A geração de excedentes de energia elétrica passa de 86 para 349 GWh. O investimento total na planta considerada, cuja moenda já é acionada por motores elétricos e incluindo os custos de SE Elevadora de 138 kV, é estimado em R$ 185,00 MM, e a receita adicional decorrente da venda de energia (R$ 280,00/MWh) seria de R$ 74,00 MM.

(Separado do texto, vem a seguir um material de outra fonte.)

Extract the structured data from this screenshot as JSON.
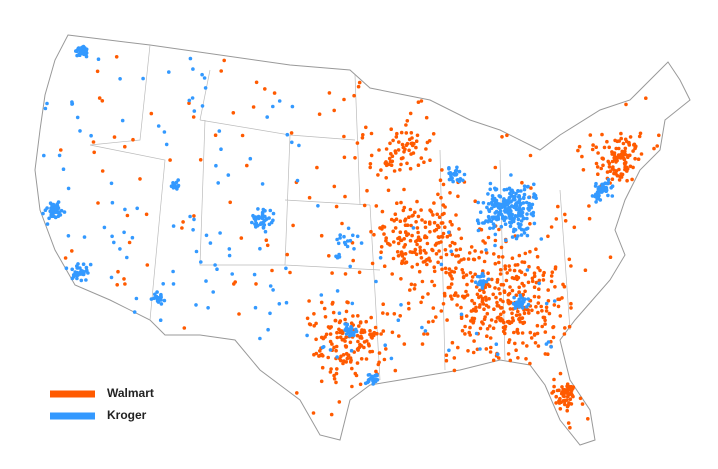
{
  "legend": [
    {
      "name": "Walmart",
      "color": "#ff5a00"
    },
    {
      "name": "Kroger",
      "color": "#3399ff"
    }
  ]
}
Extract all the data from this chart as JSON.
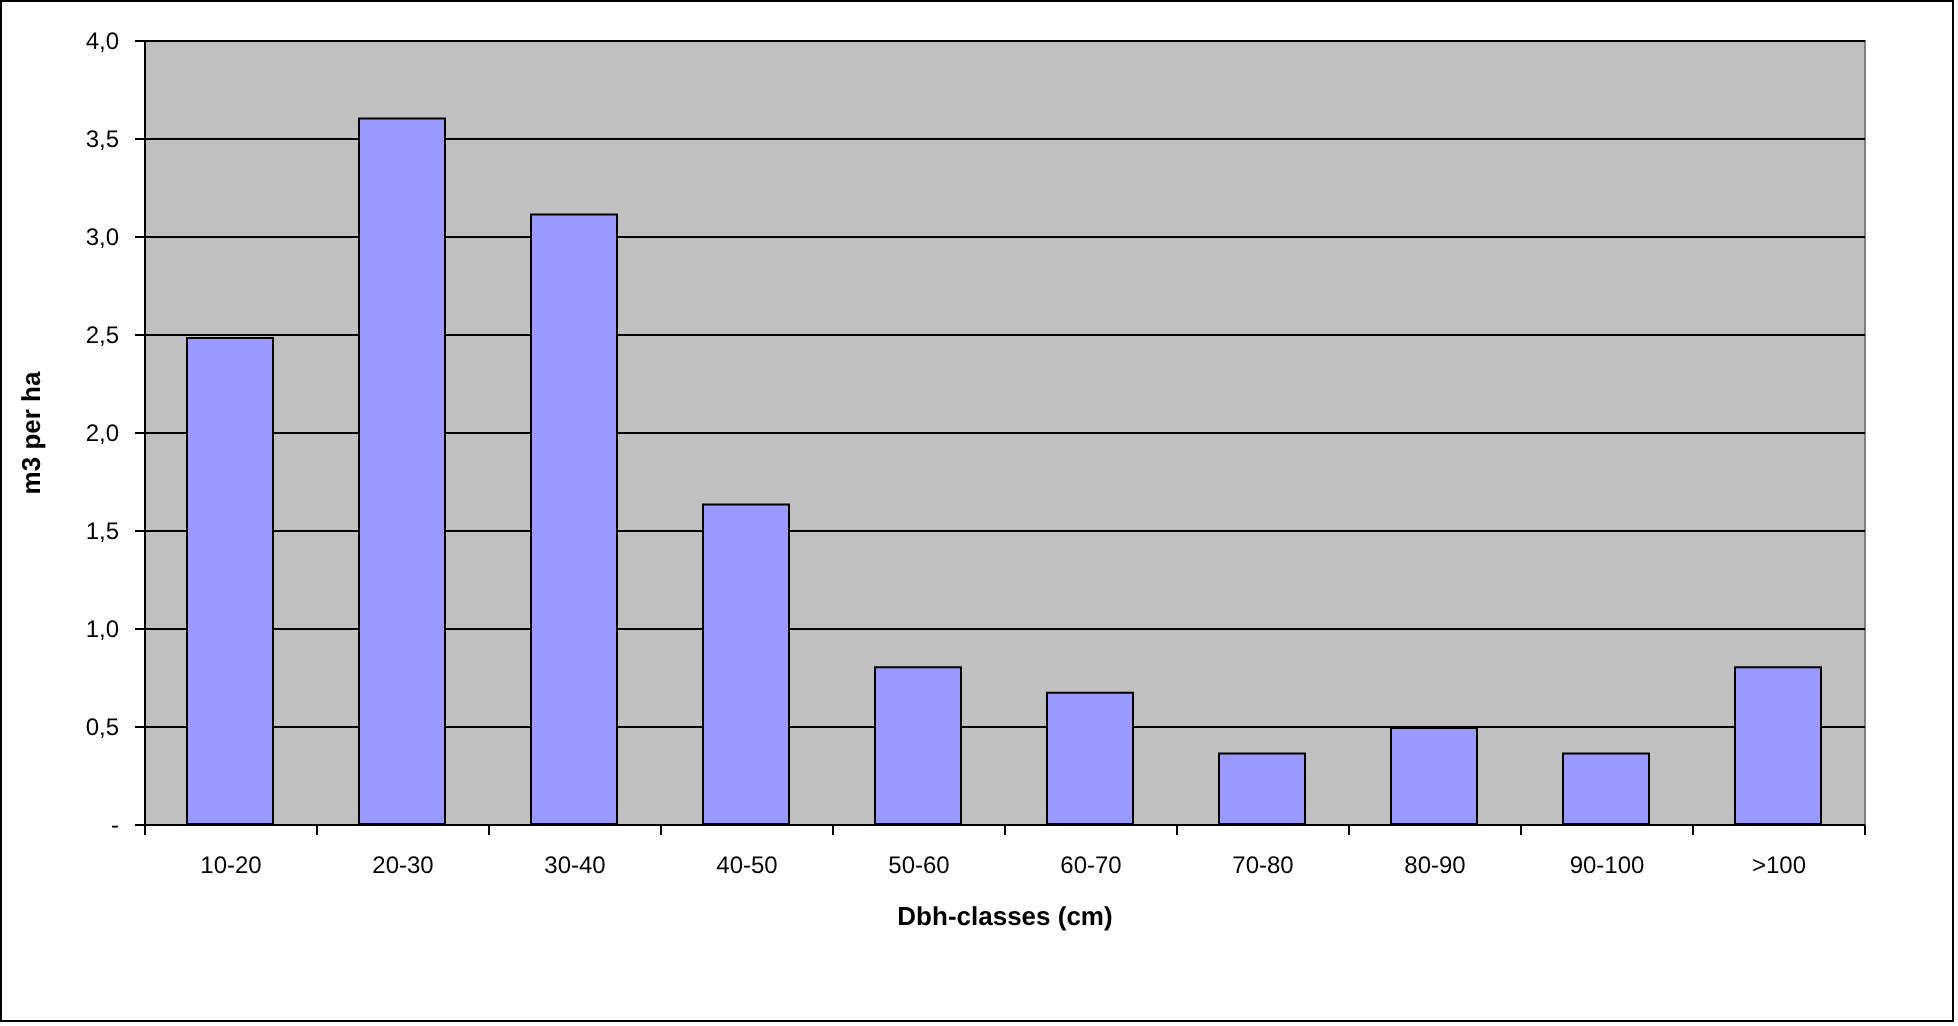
{
  "chart_data": {
    "type": "bar",
    "xlabel": "Dbh-classes (cm)",
    "ylabel": "m3 per ha",
    "categories": [
      "10-20",
      "20-30",
      "30-40",
      "40-50",
      "50-60",
      "60-70",
      "70-80",
      "80-90",
      "90-100",
      ">100"
    ],
    "values": [
      2.48,
      3.6,
      3.11,
      1.63,
      0.8,
      0.67,
      0.36,
      0.49,
      0.36,
      0.8
    ],
    "color": "#9999ff",
    "ylim": [
      0,
      4
    ],
    "yticks": [
      {
        "value": 0,
        "label": "-"
      },
      {
        "value": 0.5,
        "label": "0,5"
      },
      {
        "value": 1,
        "label": "1,0"
      },
      {
        "value": 1.5,
        "label": "1,5"
      },
      {
        "value": 2,
        "label": "2,0"
      },
      {
        "value": 2.5,
        "label": "2,5"
      },
      {
        "value": 3,
        "label": "3,0"
      },
      {
        "value": 3.5,
        "label": "3,5"
      },
      {
        "value": 4,
        "label": "4,0"
      }
    ],
    "grid": "y"
  }
}
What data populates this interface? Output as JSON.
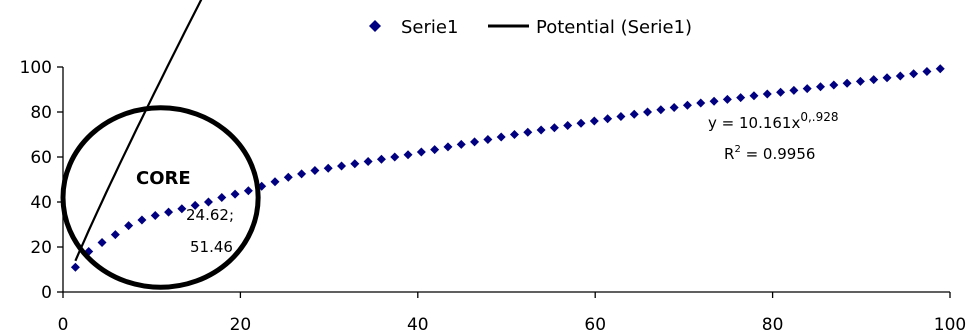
{
  "chart_data": {
    "type": "scatter",
    "title": "",
    "xlabel": "",
    "ylabel": "",
    "xlim": [
      0,
      100
    ],
    "ylim": [
      0,
      100
    ],
    "x_ticks": [
      "0",
      "20",
      "40",
      "60",
      "80",
      "100"
    ],
    "y_ticks": [
      "0",
      "20",
      "40",
      "60",
      "80",
      "100"
    ],
    "grid": false,
    "legend_position": "top",
    "legend": {
      "series_label": "Serie1",
      "trend_label": "Potential (Serie1)"
    },
    "series": [
      {
        "name": "Serie1",
        "color": "#000080",
        "marker": "diamond",
        "x": [
          1.4,
          2.9,
          4.4,
          5.9,
          7.4,
          8.9,
          10.4,
          11.9,
          13.4,
          14.9,
          16.4,
          17.9,
          19.4,
          20.9,
          22.4,
          23.9,
          25.4,
          26.9,
          28.4,
          29.9,
          31.4,
          32.9,
          34.4,
          35.9,
          37.4,
          38.9,
          40.4,
          41.9,
          43.4,
          44.9,
          46.4,
          47.9,
          49.4,
          50.9,
          52.4,
          53.9,
          55.4,
          56.9,
          58.4,
          59.9,
          61.4,
          62.9,
          64.4,
          65.9,
          67.4,
          68.9,
          70.4,
          71.9,
          73.4,
          74.9,
          76.4,
          77.9,
          79.4,
          80.9,
          82.4,
          83.9,
          85.4,
          86.9,
          88.4,
          89.9,
          91.4,
          92.9,
          94.4,
          95.9,
          97.4,
          98.9
        ],
        "y": [
          11,
          18,
          22,
          25.5,
          29.5,
          32,
          34,
          35.5,
          37,
          38.5,
          40,
          42,
          43.5,
          45,
          47,
          49,
          51,
          52.5,
          54,
          55,
          56,
          57,
          58,
          59,
          60,
          61,
          62.2,
          63.3,
          64.5,
          65.6,
          66.7,
          67.8,
          68.9,
          70,
          71,
          72,
          73,
          74,
          75,
          76,
          77,
          78,
          79,
          80,
          81,
          82,
          83,
          84,
          84.8,
          85.6,
          86.4,
          87.2,
          88,
          88.8,
          89.6,
          90.4,
          91.2,
          92,
          92.8,
          93.6,
          94.4,
          95.2,
          96,
          97,
          98,
          99.2
        ]
      }
    ],
    "trendline": {
      "name": "Potential (Serie1)",
      "type": "power",
      "coefficient": 10.161,
      "exponent": 0.928,
      "color": "#000000"
    },
    "annotations": {
      "equation_prefix": "y = 10.161x",
      "equation_exponent": "0,.928",
      "r2_prefix": "R",
      "r2_exponent": "2",
      "r2_value": " = 0.9956",
      "point_label_line1": "24.62;",
      "point_label_line2": "51.46",
      "core_label": "CORE"
    },
    "core_circle": {
      "center_x": 11,
      "center_y": 42,
      "radius_x_units": 11,
      "color": "#000000"
    }
  }
}
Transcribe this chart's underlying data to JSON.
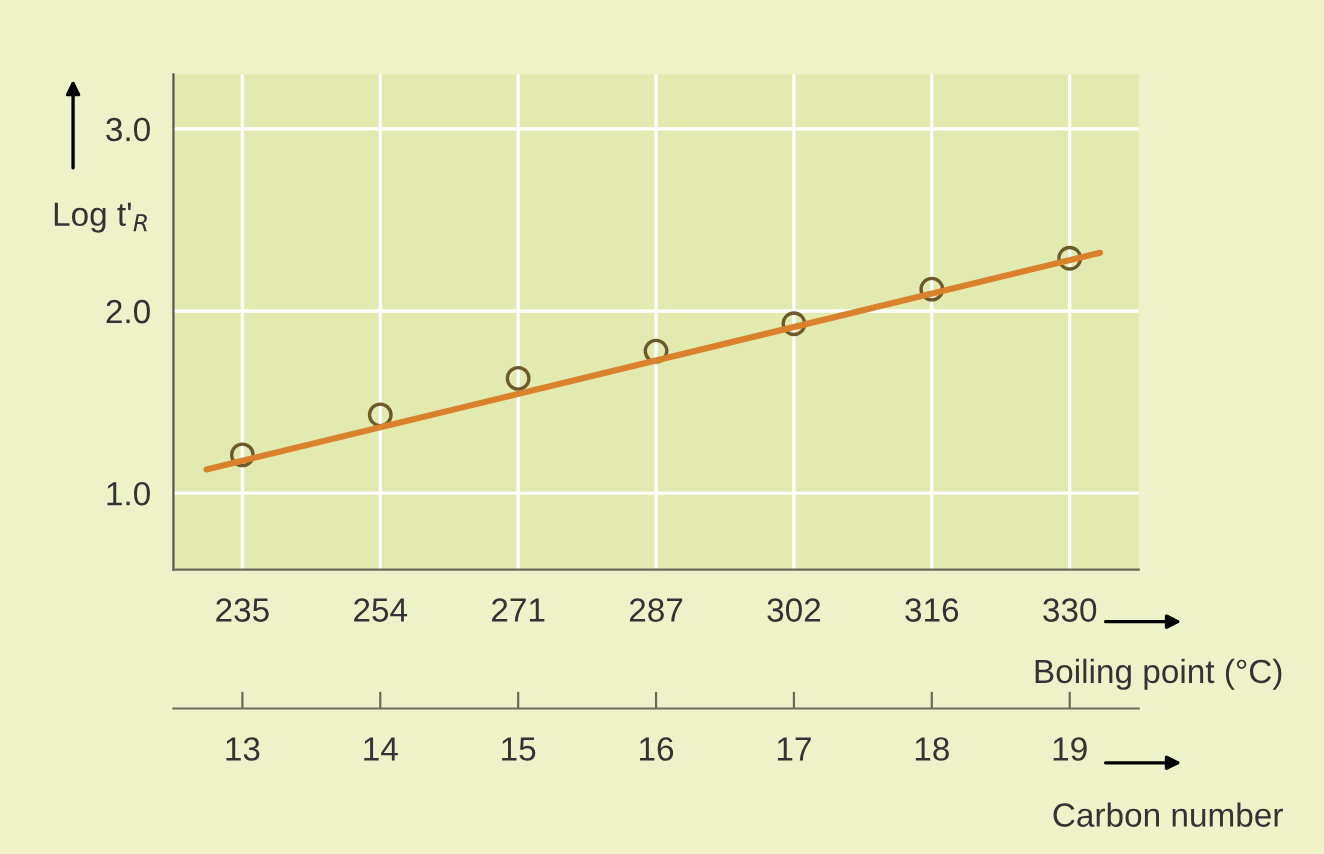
{
  "chart_data": {
    "type": "scatter",
    "categories": [
      "235",
      "254",
      "271",
      "287",
      "302",
      "316",
      "330"
    ],
    "series": [
      {
        "color": "#6b5a2a",
        "marker": "circle",
        "values": [
          1.21,
          1.43,
          1.63,
          1.78,
          1.93,
          2.12,
          2.29
        ]
      },
      {
        "type": "line",
        "axis": "x2",
        "color": "#d9822b",
        "line_style": "solid",
        "x": [
          12.74,
          19.22
        ],
        "values": [
          1.13,
          2.32
        ]
      }
    ],
    "xlabel": "Boiling point (°C)",
    "x2label": "Carbon number",
    "ylabel": "Log t'$_{R}$",
    "x2lim": [
      12.5,
      19.5
    ],
    "x2ticks": [
      13,
      14,
      15,
      16,
      17,
      18,
      19
    ],
    "ylim": [
      0.58,
      3.3
    ],
    "yticks": [
      {
        "value": 1,
        "label": "1.0"
      },
      {
        "value": 2,
        "label": "2.0"
      },
      {
        "value": 3,
        "label": "3.0"
      }
    ],
    "grid": true
  }
}
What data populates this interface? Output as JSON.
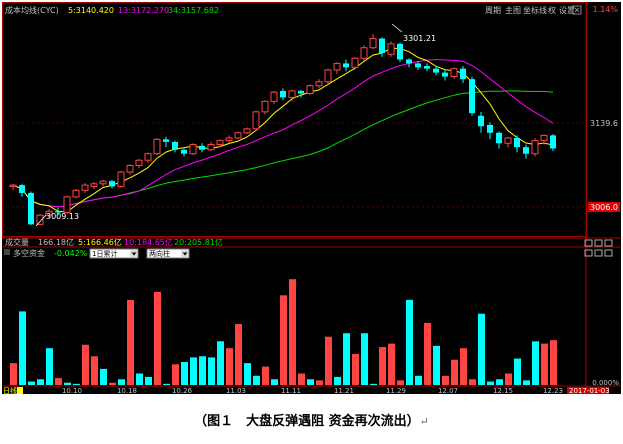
{
  "upper_panel": {
    "indicator_name": "成本均线(CYC)",
    "ma5": "5:3140.420",
    "ma13": "13:3172.270",
    "ma34": "34:3157.682",
    "toolbar": [
      {
        "label": "周期",
        "name": "period-button"
      },
      {
        "label": "主图",
        "name": "main-chart-button"
      },
      {
        "label": "坐标线",
        "name": "axis-line-button"
      },
      {
        "label": "权",
        "name": "rights-button"
      },
      {
        "label": "设置",
        "name": "settings-button"
      }
    ],
    "price_labels": {
      "top": "1.14%",
      "mid": "3139.6",
      "low": "3006.0"
    },
    "annotations": {
      "high": "3301.21",
      "low": "3009.13"
    }
  },
  "volume_panel": {
    "title": "成交量",
    "total": "166.18亿",
    "ma5": "5:166.46亿",
    "ma10": "10:184.65亿",
    "ma20": "20:205.81亿"
  },
  "capital_panel": {
    "title": "多空资金",
    "value": "-0.042%",
    "dropdown1": "1日累计",
    "dropdown2": "两向柱",
    "zero_label": "0.000%"
  },
  "footer": {
    "period_tag": "日线",
    "dates": [
      "10.10",
      "10.18",
      "10.26",
      "11.03",
      "11.11",
      "11.21",
      "11.29",
      "12.07",
      "12.15",
      "12.23"
    ],
    "current_date": "2017-01-03"
  },
  "colors": {
    "up": "#ff4444",
    "down": "#00ffff",
    "ma5": "#ffff00",
    "ma13": "#ff00ff",
    "ma34": "#00dd00",
    "frame": "#a00000",
    "bg": "#000000"
  },
  "chart_data": {
    "type": "candlestick",
    "y_labels": [
      "3301.21",
      "3139.6",
      "3009.13",
      "3006.0"
    ],
    "x_tick_labels": [
      "10.10",
      "10.18",
      "10.26",
      "11.03",
      "11.11",
      "11.21",
      "11.29",
      "12.07",
      "12.15",
      "12.23"
    ],
    "candles": [
      [
        3068,
        3070,
        3062,
        3072
      ],
      [
        3070,
        3058,
        3052,
        3072
      ],
      [
        3058,
        3010,
        3009,
        3060
      ],
      [
        3010,
        3024,
        3009,
        3026
      ],
      [
        3024,
        3030,
        3020,
        3033
      ],
      [
        3030,
        3028,
        3024,
        3035
      ],
      [
        3028,
        3052,
        3026,
        3054
      ],
      [
        3052,
        3062,
        3050,
        3064
      ],
      [
        3062,
        3070,
        3058,
        3073
      ],
      [
        3068,
        3072,
        3064,
        3075
      ],
      [
        3072,
        3076,
        3068,
        3078
      ],
      [
        3076,
        3068,
        3065,
        3078
      ],
      [
        3068,
        3090,
        3066,
        3092
      ],
      [
        3090,
        3100,
        3086,
        3102
      ],
      [
        3100,
        3108,
        3096,
        3110
      ],
      [
        3108,
        3118,
        3104,
        3120
      ],
      [
        3118,
        3140,
        3116,
        3142
      ],
      [
        3140,
        3136,
        3128,
        3144
      ],
      [
        3136,
        3124,
        3120,
        3138
      ],
      [
        3124,
        3118,
        3114,
        3126
      ],
      [
        3118,
        3132,
        3116,
        3134
      ],
      [
        3130,
        3124,
        3120,
        3134
      ],
      [
        3124,
        3132,
        3122,
        3136
      ],
      [
        3132,
        3138,
        3128,
        3140
      ],
      [
        3138,
        3142,
        3134,
        3146
      ],
      [
        3142,
        3150,
        3140,
        3152
      ],
      [
        3150,
        3156,
        3148,
        3158
      ],
      [
        3156,
        3182,
        3152,
        3184
      ],
      [
        3182,
        3198,
        3178,
        3200
      ],
      [
        3198,
        3212,
        3194,
        3214
      ],
      [
        3214,
        3204,
        3200,
        3218
      ],
      [
        3204,
        3214,
        3198,
        3216
      ],
      [
        3214,
        3210,
        3204,
        3216
      ],
      [
        3210,
        3222,
        3208,
        3224
      ],
      [
        3222,
        3228,
        3218,
        3232
      ],
      [
        3228,
        3246,
        3224,
        3248
      ],
      [
        3246,
        3256,
        3240,
        3258
      ],
      [
        3256,
        3250,
        3244,
        3262
      ],
      [
        3250,
        3264,
        3246,
        3266
      ],
      [
        3264,
        3280,
        3260,
        3284
      ],
      [
        3280,
        3294,
        3278,
        3301
      ],
      [
        3294,
        3272,
        3266,
        3296
      ],
      [
        3270,
        3286,
        3266,
        3290
      ],
      [
        3286,
        3262,
        3258,
        3288
      ],
      [
        3262,
        3256,
        3250,
        3264
      ],
      [
        3256,
        3250,
        3246,
        3260
      ],
      [
        3252,
        3248,
        3244,
        3256
      ],
      [
        3248,
        3242,
        3238,
        3252
      ],
      [
        3242,
        3236,
        3230,
        3246
      ],
      [
        3236,
        3248,
        3232,
        3250
      ],
      [
        3248,
        3232,
        3226,
        3252
      ],
      [
        3232,
        3180,
        3176,
        3236
      ],
      [
        3176,
        3160,
        3150,
        3182
      ],
      [
        3162,
        3150,
        3140,
        3166
      ],
      [
        3150,
        3134,
        3126,
        3152
      ],
      [
        3134,
        3142,
        3128,
        3144
      ],
      [
        3142,
        3128,
        3120,
        3146
      ],
      [
        3128,
        3118,
        3110,
        3132
      ],
      [
        3118,
        3138,
        3114,
        3142
      ],
      [
        3138,
        3146,
        3132,
        3148
      ],
      [
        3146,
        3126,
        3122,
        3148
      ]
    ],
    "capital_bars": [
      {
        "v": 0.19,
        "c": "up"
      },
      {
        "v": 0.64,
        "c": "down"
      },
      {
        "v": 0.03,
        "c": "down"
      },
      {
        "v": 0.05,
        "c": "down"
      },
      {
        "v": 0.32,
        "c": "down"
      },
      {
        "v": 0.06,
        "c": "up"
      },
      {
        "v": 0.02,
        "c": "down"
      },
      {
        "v": 0.01,
        "c": "down"
      },
      {
        "v": 0.35,
        "c": "up"
      },
      {
        "v": 0.25,
        "c": "up"
      },
      {
        "v": 0.14,
        "c": "down"
      },
      {
        "v": 0.02,
        "c": "up"
      },
      {
        "v": 0.05,
        "c": "down"
      },
      {
        "v": 0.74,
        "c": "up"
      },
      {
        "v": 0.1,
        "c": "down"
      },
      {
        "v": 0.07,
        "c": "down"
      },
      {
        "v": 0.81,
        "c": "up"
      },
      {
        "v": 0.01,
        "c": "down"
      },
      {
        "v": 0.18,
        "c": "up"
      },
      {
        "v": 0.2,
        "c": "down"
      },
      {
        "v": 0.24,
        "c": "down"
      },
      {
        "v": 0.25,
        "c": "down"
      },
      {
        "v": 0.24,
        "c": "down"
      },
      {
        "v": 0.38,
        "c": "down"
      },
      {
        "v": 0.32,
        "c": "up"
      },
      {
        "v": 0.53,
        "c": "up"
      },
      {
        "v": 0.19,
        "c": "down"
      },
      {
        "v": 0.08,
        "c": "down"
      },
      {
        "v": 0.16,
        "c": "up"
      },
      {
        "v": 0.05,
        "c": "down"
      },
      {
        "v": 0.78,
        "c": "up"
      },
      {
        "v": 0.92,
        "c": "up"
      },
      {
        "v": 0.1,
        "c": "up"
      },
      {
        "v": 0.05,
        "c": "down"
      },
      {
        "v": 0.04,
        "c": "up"
      },
      {
        "v": 0.42,
        "c": "up"
      },
      {
        "v": 0.07,
        "c": "down"
      },
      {
        "v": 0.45,
        "c": "down"
      },
      {
        "v": 0.27,
        "c": "up"
      },
      {
        "v": 0.45,
        "c": "down"
      },
      {
        "v": 0.01,
        "c": "down"
      },
      {
        "v": 0.33,
        "c": "up"
      },
      {
        "v": 0.36,
        "c": "up"
      },
      {
        "v": 0.04,
        "c": "up"
      },
      {
        "v": 0.74,
        "c": "down"
      },
      {
        "v": 0.08,
        "c": "down"
      },
      {
        "v": 0.54,
        "c": "up"
      },
      {
        "v": 0.34,
        "c": "down"
      },
      {
        "v": 0.08,
        "c": "up"
      },
      {
        "v": 0.22,
        "c": "up"
      },
      {
        "v": 0.32,
        "c": "up"
      },
      {
        "v": 0.05,
        "c": "up"
      },
      {
        "v": 0.62,
        "c": "down"
      },
      {
        "v": 0.03,
        "c": "down"
      },
      {
        "v": 0.05,
        "c": "down"
      },
      {
        "v": 0.1,
        "c": "up"
      },
      {
        "v": 0.23,
        "c": "down"
      },
      {
        "v": 0.04,
        "c": "down"
      },
      {
        "v": 0.38,
        "c": "down"
      },
      {
        "v": 0.36,
        "c": "up"
      },
      {
        "v": 0.39,
        "c": "up"
      }
    ]
  },
  "caption": "（图１　大盘反弹遇阻  资金再次流出）"
}
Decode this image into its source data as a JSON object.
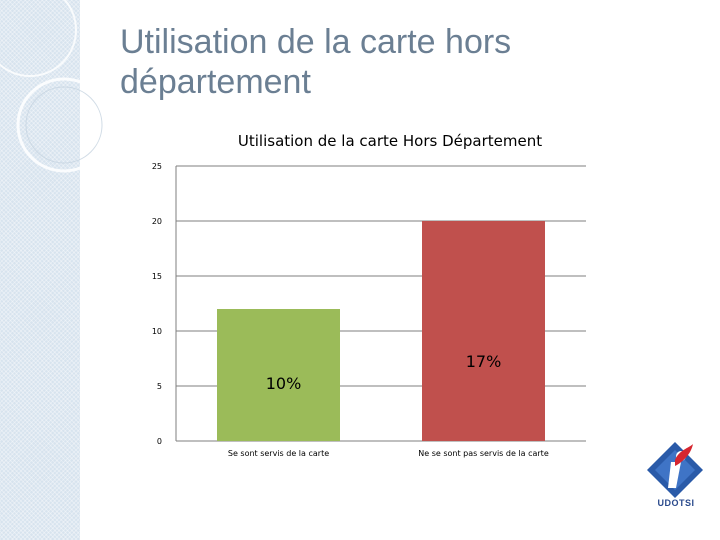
{
  "slide": {
    "title_line1": "Utilisation de la carte hors",
    "title_line2": "département"
  },
  "logo": {
    "text": "UDOTSI",
    "icon": "info-i-logo-icon"
  },
  "colors": {
    "green": "#9bbb59",
    "red": "#c0504d",
    "title": "#6b7f93"
  },
  "chart_data": {
    "type": "bar",
    "title": "Utilisation de la carte Hors Département",
    "categories": [
      "Se sont servis de la carte",
      "Ne se sont pas servis de la carte"
    ],
    "values": [
      12,
      20
    ],
    "data_labels": [
      "10%",
      "17%"
    ],
    "bar_colors": [
      "#9bbb59",
      "#c0504d"
    ],
    "ylim": [
      0,
      25
    ],
    "yticks": [
      0,
      5,
      10,
      15,
      20,
      25
    ],
    "grid": true,
    "legend": "none",
    "xlabel": "",
    "ylabel": ""
  }
}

Caso o sistema venha a operar a pressão de 100 bar ao invés de 66 bar, o investimento aumentaria para o valor de R$ 215,00 MM, e a receita prevista passaria de R$ 74,00 MM para R$ 80,00 MM. Em síntese:
Numa safra cuja moagem total atingisse 600.000 mil t de cana, o recolhimento médio de 70 kg de palha por t de cana moída teria potencial para uma geração de energia elétrica da ordem de 42.000.000 MWh, o que equivale a um fluxo de energia, no período de safra, da ordem de 9 GW, cerca de 65% da hidroelétrica de Itaipu. Esses dados evidenciam os benefícios associados ao fator de escala que se faz presente nos projetos que incluem a palha como fonte primária adicional ao bagaço. Também ressaltam que há grande potencial associado ao recolhimento da palha, a ser explorado pelo setor sucroenergético.
Evidentemente, os números apresentados têm ainda caráter preliminar. Foram calculados de forma conservadora, pressupondo eficiência de 85% para a caldeira nova e de 80% para a turbina de condensação. Observa-se que ganhos significativos poderiam advir da implementação de novas tecnologias, ainda em fase incipiente na agroindústria da cana-de-açúcar, porém com larga aplicação em outros segmentos industriais e no exterior, como caldeiras de leito fluidizado e plantas de condensação, operando com ciclo de Rankine regenerativo.
As tecnologias associadas à utilização da palha como combustível complementar do bagaço são de pleno domínio dos fabricantes nacionais de equipamentos. Os projetos desenvolvidos dentro desses novos conceitos contribuirão para acrescer a disponibilidade de energia limpa, renovável e distribuída, cuja inserção em nossa matriz energética, além de estratégica, é bastante desejável e necessária.